James Stephen Hogg, the first native governor of Texas, was born near Rusk on March 24, 1851, the son of Lucanda (McMath) and Joseph Lewis Hogg. His father, a brigadier general, died at the head of his command in 1862, and his mother died the following year. Hogg and two of his brothers were left with two older sisters to run the plantation. Hogg spent almost a year in 1866 near Tuscaloosa, Alabama, going to school, but soon returned to Texas to study with Peyton Irving and work as the typesetter in Andrew Jackson's newspaper office at Rusk. Between the years of 1871 and 1873, Hogg ran his own newspapers in Longview and Quitman. During the following years, Hogg would serve as justice of the peace for Quitman, study law and marry Sallie Stinson, who would give birth to four children.
From 1880 to 1884, Hogg served as district attorney for the old Seventh District, where he became known as the most aggressive and successful district attorney in the state. Despite a popular move for Hogg to go to Congress, he declined to run for public office in 1884 and entered private practice in Tyler. In 1886 his friends urged him to run for attorney general. His father's connections with the older political leaders made it easy for Hogg to be admitted to their councils, and he received the Democratic nomination and was elected.
As attorney general, Hogg encouraged new legislation to protect the public domain set aside for the school and institutional funds, and he instituted suits that finally returned over a million and a half acres to the state. He forced "wildcat" insurance companies to quit the state, helped to write the second state antitrust law in the nation, and advocated the establishment of the Railroad Commission, which would serve as his platform during his election to governor in 1890.

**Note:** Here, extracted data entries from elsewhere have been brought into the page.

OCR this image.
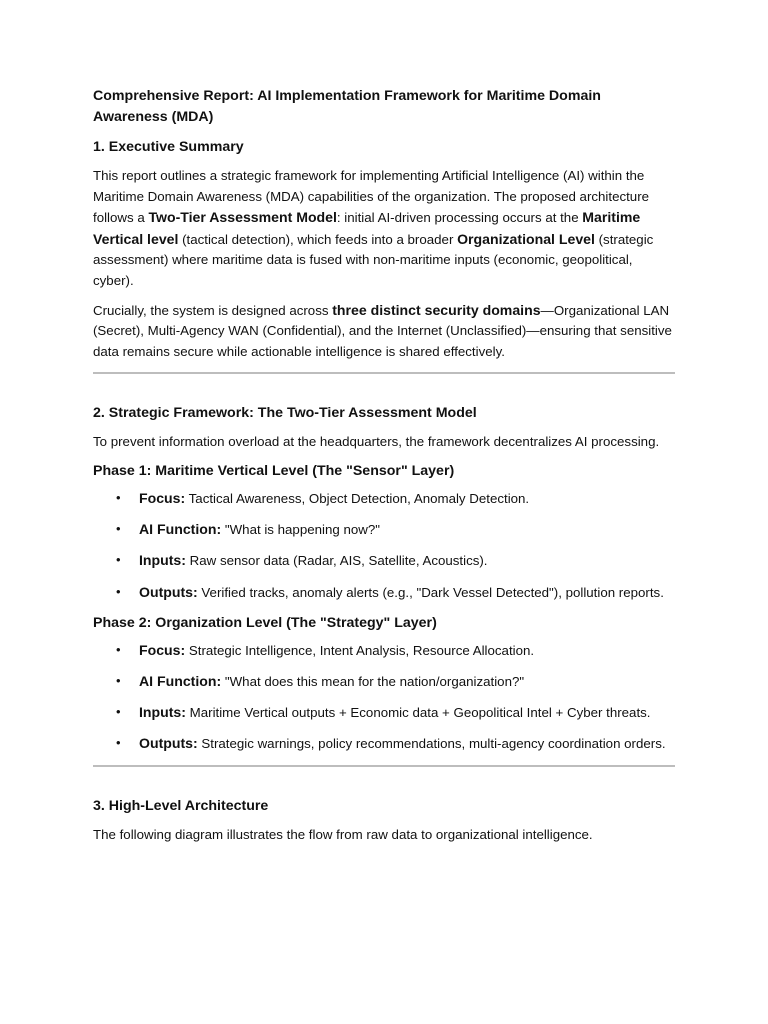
Comprehensive Report: AI Implementation Framework for Maritime Domain Awareness (MDA)
1. Executive Summary

This report outlines a strategic framework for implementing Artificial Intelligence (AI) within the Maritime Domain Awareness (MDA) capabilities of the organization. The proposed architecture follows a Two-Tier Assessment Model: initial AI-driven processing occurs at the Maritime Vertical level (tactical detection), which feeds into a broader Organizational Level (strategic assessment) where maritime data is fused with non-maritime inputs (economic, geopolitical, cyber).

Crucially, the system is designed across three distinct security domains—Organizational LAN (Secret), Multi-Agency WAN (Confidential), and the Internet (Unclassified)—ensuring that sensitive data remains secure while actionable intelligence is shared effectively.

2. Strategic Framework: The Two-Tier Assessment Model

To prevent information overload at the headquarters, the framework decentralizes AI processing.

Phase 1: Maritime Vertical Level (The "Sensor" Layer)
• Focus: Tactical Awareness, Object Detection, Anomaly Detection.
• AI Function: "What is happening now?"
• Inputs: Raw sensor data (Radar, AIS, Satellite, Acoustics).
• Outputs: Verified tracks, anomaly alerts (e.g., "Dark Vessel Detected"), pollution reports.
Phase 2: Organization Level (The "Strategy" Layer)
• Focus: Strategic Intelligence, Intent Analysis, Resource Allocation.
• AI Function: "What does this mean for the nation/organization?"
• Inputs: Maritime Vertical outputs + Economic data + Geopolitical Intel + Cyber threats.
• Outputs: Strategic warnings, policy recommendations, multi-agency coordination orders.
3. High-Level Architecture

The following diagram illustrates the flow from raw data to organizational intelligence.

While governor, from 1891 to 1895, Hogg did much to strengthen public respect for law enforcement and championed five major pieces of legislation. The "Hogg Laws" included (1) the law establishing the Railroad Commission; (2) the railroad stock and bond law cutting down on watered stock; (3) the law forcing land corporations to sell off their holdings in fifteen years; (4) the Alien Land Law, which checked further grants to foreign corporations in an effort to get the land into the hands of citizen settlers; and (5) the act restricting the amount of indebtedness by bond issues that county and municipal groups could legally undertake. Hogg was ever solicitous for the welfare of the common schools, the University of Texas, and Texas A&M, and also succeeded in obtaining financial aid for a division of state archives. Without any real difficulty Hogg could have become a United States senator in 1896, but he was content to return to private practice.
After his wife died in 1895, he invited his older sister, Mrs. Martha Frances Davis, to come to his home to help rear his children. Though he was in debt when he relinquished the governor's chair to his attorney general, Charles A. Culberson, Hogg was able to build up a sizable family fortune by his law practice and wise investments in city property and oil lands. He successfully inculcated in his children a worthy interest in individual and public welfare as evidenced by numerous gifts to the University of Texas and various services to Texas as a whole, particularly to the cities of Houston and Austin. On March 3, 1906, Hogg died in the Houston home of his partner, Frank Jones, and was buried in Austin.